Of course, to be fair to the film’s entertainment value, there are aspects to appreciate here. For example, Mylod – the most popular Succession director – is a gifted visualist. The film looks gorgeous and feels esoterically bizarre, even as the film’s final act reveals him to struggle with action setpieces. The meals  – arguably the most important detail of a food-based film – look impeccable, which adds to the humor when the pompous guests either overwhelmingly fawn or apathetically refuse to acknowledge the food’s attention to detail.

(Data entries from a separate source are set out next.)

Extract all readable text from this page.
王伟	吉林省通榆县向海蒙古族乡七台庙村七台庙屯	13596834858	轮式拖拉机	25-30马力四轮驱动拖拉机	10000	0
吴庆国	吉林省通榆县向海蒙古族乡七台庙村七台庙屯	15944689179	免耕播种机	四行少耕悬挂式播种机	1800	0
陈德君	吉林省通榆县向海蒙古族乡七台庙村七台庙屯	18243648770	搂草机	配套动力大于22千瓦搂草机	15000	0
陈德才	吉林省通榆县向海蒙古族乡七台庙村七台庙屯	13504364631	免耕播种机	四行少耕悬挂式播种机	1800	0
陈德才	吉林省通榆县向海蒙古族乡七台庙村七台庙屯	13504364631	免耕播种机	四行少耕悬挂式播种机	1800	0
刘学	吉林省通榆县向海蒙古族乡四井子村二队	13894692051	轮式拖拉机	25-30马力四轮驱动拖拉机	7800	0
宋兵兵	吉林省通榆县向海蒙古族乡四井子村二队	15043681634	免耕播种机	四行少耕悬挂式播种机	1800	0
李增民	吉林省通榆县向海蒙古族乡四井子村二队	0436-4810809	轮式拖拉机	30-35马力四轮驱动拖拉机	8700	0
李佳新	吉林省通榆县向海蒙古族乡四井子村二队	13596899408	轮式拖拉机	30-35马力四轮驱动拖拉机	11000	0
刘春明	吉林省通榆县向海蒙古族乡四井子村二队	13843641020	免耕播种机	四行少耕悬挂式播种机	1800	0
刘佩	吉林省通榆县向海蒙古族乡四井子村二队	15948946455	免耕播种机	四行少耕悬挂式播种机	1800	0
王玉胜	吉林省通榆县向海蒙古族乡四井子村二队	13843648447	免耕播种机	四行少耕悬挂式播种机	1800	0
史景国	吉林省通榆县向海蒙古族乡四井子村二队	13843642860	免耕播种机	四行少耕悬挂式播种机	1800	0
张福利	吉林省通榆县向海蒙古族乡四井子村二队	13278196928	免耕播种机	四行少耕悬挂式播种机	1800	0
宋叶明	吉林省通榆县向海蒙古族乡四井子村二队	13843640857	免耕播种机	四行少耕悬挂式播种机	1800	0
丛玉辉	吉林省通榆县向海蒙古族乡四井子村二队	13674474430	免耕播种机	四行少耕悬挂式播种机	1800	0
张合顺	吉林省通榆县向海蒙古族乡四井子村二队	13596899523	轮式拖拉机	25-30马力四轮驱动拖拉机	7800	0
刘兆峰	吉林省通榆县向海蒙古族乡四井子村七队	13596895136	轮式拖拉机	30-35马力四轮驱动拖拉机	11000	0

And when the film stops trying to be funny and lets humor happen naturally, it works. There’s the silly aesthetic of the violence. There’s Tyler’s refusal to stop eating even as people start dying. Lillian Bloom gives the most loquacious reviews of the food, a spot-on satire of pompous critics. And the year’s funniest monologue arrives when Slowik explains to Leguizamo’s actor why he’s been slated for death. I won’t spoil it, but it’s genius. There is quality on display here – the film just needed more of it.

Amongst the ensemble, only a select handful manage to stand out – although the script only allows that handful to stand out, so it’s hardly the actors’ fault. Hoult is always terrific when he plays a pompous prick, and his Tyler is no exception – his analogy to film bros may be the only cross-medium allegory to work. Fiennes, meanwhile, has always been a terrific tyrant, and his Slowik is no exception. His monologues are always a blast – it’s hard to deny there should be more of them. Similarly, Janet McTeer is a delight as an obnoxious food critic, and every line she utters is golden. And then there’s the film’s real star, Hong Chau, who dominates as a mysterious hostess. Every line is filled with acerbic disdain hidden behind the veneer of kindness; she is the ultimate hospitality worker.

As for Taylor-Joy, she’s fine as Margot; she does her best with an underwritten part. John Leguizamo is equally fine; his role is the broadest, and therefore has the most leeway, but he never strays too far from traditional in his presentation. Otherwise, the only performers worth noting are Birney and Light, who play a rich older couple who barely speak to each other and never appreciate the fancy meals they’re eating. Neither breaks the mold in their portrayals, but they play roles like this for a reason, and seeing them do what they do best is hard to hate.

The Menu is a cornucopia of wasted opportunity. Any one thread of commentary could have saved the film, but it tries too much to have it all. And because of its conflicting, competing ideas, anything interesting it has to say is devoured by its own hubris. The cast is commendable for bringing their all to this material, and it’s hard not to respect certain ideas and visuals laid forth. But when you’ve seen this story told, in several different ways, far better and far less pedantically, all one can do is emerge from the theater with a foul taste in your mouth.